Questions: Reduction Reactions in Organic Chemistry
5 questions to test your understanding
Score: 0 / 5
Question 1 Multiple Choice
A molecule contains both a ketone and an ester. You want to reduce only the ketone to an alcohol while leaving the ester intact. Which reagent should you use?
ALiAlH4 — it is the most powerful reducing agent and will cleanly reduce the ketone
BNaBH4 — it reduces aldehydes and ketones but is too weak to reduce esters
CH2/Pd — catalytic hydrogenation selectively reduces ketones over esters
DEither LiAlH4 or NaBH4 will work, since both reduce ketones
NaBH4 is selective — it reduces aldehydes and ketones but leaves esters untouched because the ester carbonyl carbon is less electrophilic due to resonance stabilization from the alkoxy oxygen. LiAlH4 would reduce both the ketone AND the ester, destroying selectivity. H2/Pd reduces C=C double bonds, not isolated carbonyls under mild conditions. The key skill in synthesis is matching reagent capability to what must survive, not just what must react.

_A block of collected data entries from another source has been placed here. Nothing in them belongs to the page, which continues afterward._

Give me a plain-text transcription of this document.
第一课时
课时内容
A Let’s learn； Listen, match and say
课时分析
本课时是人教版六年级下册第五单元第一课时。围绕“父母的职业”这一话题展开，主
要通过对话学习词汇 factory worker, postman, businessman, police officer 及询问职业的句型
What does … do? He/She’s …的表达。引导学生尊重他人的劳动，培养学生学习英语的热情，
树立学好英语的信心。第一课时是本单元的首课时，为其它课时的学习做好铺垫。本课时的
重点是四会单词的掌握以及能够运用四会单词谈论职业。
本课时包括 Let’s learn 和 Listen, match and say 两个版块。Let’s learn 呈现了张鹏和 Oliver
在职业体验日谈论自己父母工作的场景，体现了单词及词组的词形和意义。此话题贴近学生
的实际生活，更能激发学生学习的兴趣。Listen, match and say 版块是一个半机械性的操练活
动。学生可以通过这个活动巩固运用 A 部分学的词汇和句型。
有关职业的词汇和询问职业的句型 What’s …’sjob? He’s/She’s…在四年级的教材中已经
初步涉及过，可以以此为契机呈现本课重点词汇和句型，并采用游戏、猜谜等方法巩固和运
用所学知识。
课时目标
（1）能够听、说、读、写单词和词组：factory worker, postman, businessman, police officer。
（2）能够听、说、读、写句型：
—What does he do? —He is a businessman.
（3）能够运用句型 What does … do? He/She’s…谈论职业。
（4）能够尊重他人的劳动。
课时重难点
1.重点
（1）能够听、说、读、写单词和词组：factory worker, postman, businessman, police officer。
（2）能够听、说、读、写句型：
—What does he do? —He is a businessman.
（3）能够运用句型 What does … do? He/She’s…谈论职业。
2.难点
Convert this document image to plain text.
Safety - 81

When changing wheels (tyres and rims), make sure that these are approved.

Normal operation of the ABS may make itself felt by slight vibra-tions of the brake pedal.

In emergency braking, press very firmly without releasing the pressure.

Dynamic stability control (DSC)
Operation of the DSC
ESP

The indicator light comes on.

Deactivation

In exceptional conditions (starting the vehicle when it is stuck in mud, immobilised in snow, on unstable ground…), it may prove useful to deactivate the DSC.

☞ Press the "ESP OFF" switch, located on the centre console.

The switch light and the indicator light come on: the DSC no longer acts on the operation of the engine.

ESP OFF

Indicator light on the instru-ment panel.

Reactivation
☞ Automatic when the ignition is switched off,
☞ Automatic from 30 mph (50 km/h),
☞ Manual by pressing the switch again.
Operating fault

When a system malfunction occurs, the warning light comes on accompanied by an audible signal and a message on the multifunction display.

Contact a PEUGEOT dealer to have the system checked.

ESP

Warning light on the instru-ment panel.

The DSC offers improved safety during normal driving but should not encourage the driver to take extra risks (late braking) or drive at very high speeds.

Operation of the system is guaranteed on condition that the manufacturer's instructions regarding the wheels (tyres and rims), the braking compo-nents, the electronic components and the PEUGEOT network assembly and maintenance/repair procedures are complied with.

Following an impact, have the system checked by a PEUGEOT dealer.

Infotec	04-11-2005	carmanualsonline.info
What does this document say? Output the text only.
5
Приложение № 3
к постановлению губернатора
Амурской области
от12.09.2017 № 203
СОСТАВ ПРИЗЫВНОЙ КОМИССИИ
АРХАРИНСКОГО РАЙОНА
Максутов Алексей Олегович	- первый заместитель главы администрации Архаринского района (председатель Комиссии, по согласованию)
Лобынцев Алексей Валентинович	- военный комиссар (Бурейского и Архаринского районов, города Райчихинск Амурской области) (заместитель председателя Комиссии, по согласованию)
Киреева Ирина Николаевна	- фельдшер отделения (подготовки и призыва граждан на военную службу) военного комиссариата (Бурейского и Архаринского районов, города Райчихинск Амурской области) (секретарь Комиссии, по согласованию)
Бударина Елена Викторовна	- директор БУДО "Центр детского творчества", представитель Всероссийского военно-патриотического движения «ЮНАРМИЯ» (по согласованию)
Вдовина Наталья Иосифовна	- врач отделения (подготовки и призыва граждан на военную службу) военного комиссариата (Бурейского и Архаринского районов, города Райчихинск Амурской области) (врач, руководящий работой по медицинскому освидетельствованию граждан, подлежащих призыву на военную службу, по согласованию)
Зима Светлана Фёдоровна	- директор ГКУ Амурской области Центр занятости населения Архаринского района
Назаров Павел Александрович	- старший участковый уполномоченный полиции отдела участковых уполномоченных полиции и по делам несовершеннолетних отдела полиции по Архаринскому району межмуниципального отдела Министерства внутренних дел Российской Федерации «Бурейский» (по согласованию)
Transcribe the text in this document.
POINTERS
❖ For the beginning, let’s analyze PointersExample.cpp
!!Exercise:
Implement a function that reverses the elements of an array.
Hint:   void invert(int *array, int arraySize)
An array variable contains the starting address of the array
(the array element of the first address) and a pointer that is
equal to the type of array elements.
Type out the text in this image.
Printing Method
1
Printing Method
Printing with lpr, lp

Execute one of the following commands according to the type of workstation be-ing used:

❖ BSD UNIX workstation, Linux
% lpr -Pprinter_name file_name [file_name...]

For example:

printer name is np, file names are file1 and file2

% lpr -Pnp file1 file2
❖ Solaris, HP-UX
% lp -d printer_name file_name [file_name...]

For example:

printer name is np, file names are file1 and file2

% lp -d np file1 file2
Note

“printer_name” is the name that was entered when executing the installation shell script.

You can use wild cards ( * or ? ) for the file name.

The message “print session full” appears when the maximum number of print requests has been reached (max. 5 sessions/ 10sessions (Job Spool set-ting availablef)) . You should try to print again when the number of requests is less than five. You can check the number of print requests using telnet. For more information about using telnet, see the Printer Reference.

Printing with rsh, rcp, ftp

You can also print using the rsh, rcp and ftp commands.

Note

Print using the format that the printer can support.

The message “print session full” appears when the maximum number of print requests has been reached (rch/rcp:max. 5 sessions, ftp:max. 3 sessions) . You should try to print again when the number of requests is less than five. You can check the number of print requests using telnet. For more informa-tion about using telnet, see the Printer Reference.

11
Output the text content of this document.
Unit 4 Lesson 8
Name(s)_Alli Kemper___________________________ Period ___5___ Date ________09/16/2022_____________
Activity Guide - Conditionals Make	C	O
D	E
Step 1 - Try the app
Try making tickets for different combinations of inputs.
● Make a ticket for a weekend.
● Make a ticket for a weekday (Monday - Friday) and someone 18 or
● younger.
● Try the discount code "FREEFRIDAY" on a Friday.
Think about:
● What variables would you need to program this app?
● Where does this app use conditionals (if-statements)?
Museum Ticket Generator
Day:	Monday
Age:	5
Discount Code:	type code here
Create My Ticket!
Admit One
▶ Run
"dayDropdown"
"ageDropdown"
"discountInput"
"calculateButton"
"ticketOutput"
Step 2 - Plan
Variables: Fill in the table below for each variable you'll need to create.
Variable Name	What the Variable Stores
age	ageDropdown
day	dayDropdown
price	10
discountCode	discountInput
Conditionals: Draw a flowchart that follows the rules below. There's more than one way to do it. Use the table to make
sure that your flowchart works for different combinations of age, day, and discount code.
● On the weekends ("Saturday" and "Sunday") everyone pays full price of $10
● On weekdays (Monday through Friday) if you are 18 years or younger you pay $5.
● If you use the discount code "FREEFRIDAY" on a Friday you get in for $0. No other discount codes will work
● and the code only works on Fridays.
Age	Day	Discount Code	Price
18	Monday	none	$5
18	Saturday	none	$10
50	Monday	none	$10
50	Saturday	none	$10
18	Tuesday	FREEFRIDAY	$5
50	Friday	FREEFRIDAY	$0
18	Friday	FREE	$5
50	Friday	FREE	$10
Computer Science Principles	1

Question 2 Multiple Choice
Catalytic hydrogenation (H2/Pd) adds two hydrogens across an alkene in a cyclic system. What does 'syn addition' mean for the stereochemical outcome?
ABoth hydrogens add to opposite faces of the double bond, giving a trans product
BBoth hydrogens add to the same face of the double bond simultaneously
COnly one hydrogen adds at a time, proceeding through a radical intermediate
DSyn addition means the reaction is reversible — hydrogens can be removed under the same conditions
Syn addition means both hydrogens are delivered to the same face (same side) of the pi bond simultaneously, as they adsorb together onto the metal catalyst surface. In cyclic systems this produces cis-substituted products from cis-accessible substrates. Anti addition (opposite faces) is a different mechanism seen in reactions like bromine addition to alkenes. The stereochemical outcome of catalytic hydrogenation is not random — syn delivery is a mechanistic consequence of the surface adsorption process.
Question 3 True / False
NaBH4 can be used in methanol or ethanol as the reaction solvent.
TTrue
FFalse
Answer: True
Unlike LiAlH4, NaBH4 is mild enough to tolerate protic solvents like methanol and ethanol. It reacts slowly with water/alcohols compared to its rate of ketone/aldehyde reduction, making aqueous or alcoholic conditions practical. LiAlH4 reacts violently with protic solvents and requires strictly anhydrous ether (THF, Et2O). This difference in experimental handling is a practical consequence of the difference in hydride-donating strength.
Question 4 True / False
LiAlH4 is impractical for reducing esters because the reaction is too slow — that is why NaBH4 is preferred when possible.
TTrue
FFalse
Answer: False
LiAlH4 does reduce esters (to primary alcohols) and does so vigorously, not slowly. The reason to prefer NaBH4 when it suffices is not speed — it is selectivity. If a molecule contains both an ester and a ketone, LiAlH4 attacks both, destroying the functional group you wanted to preserve. NaBH4 is preferred for its chemoselectivity. LiAlH4's limitation is over-reduction and incompatibility with protic solvents, not insufficient reactivity with esters.
Question 5 Short Answer
A target molecule contains an alkene and a ketone. You need to saturate the alkene without touching the ketone. Identify the correct reagent and explain the selectivity principle.
Think about your answer, then reveal below.
Model answer: H2/Pd (catalytic hydrogenation) selectively reduces the alkene to an alkane while leaving the ketone intact under mild conditions.
H2/Pd operates through surface adsorption at C=C pi bonds and does not reduce isolated ketone carbonyls under mild conditions. NaBH4 would do the opposite: reduce the ketone and leave the alkene untouched. This is orthogonal selectivity — H2/Pd and NaBH4 target different functional group classes, allowing a chemist to choose which group to reduce. Synthesis planning depends on this 'selectivity table' logic: identify every functional group present, decide which must react and which must survive, then choose the reagent whose selectivity profile matches.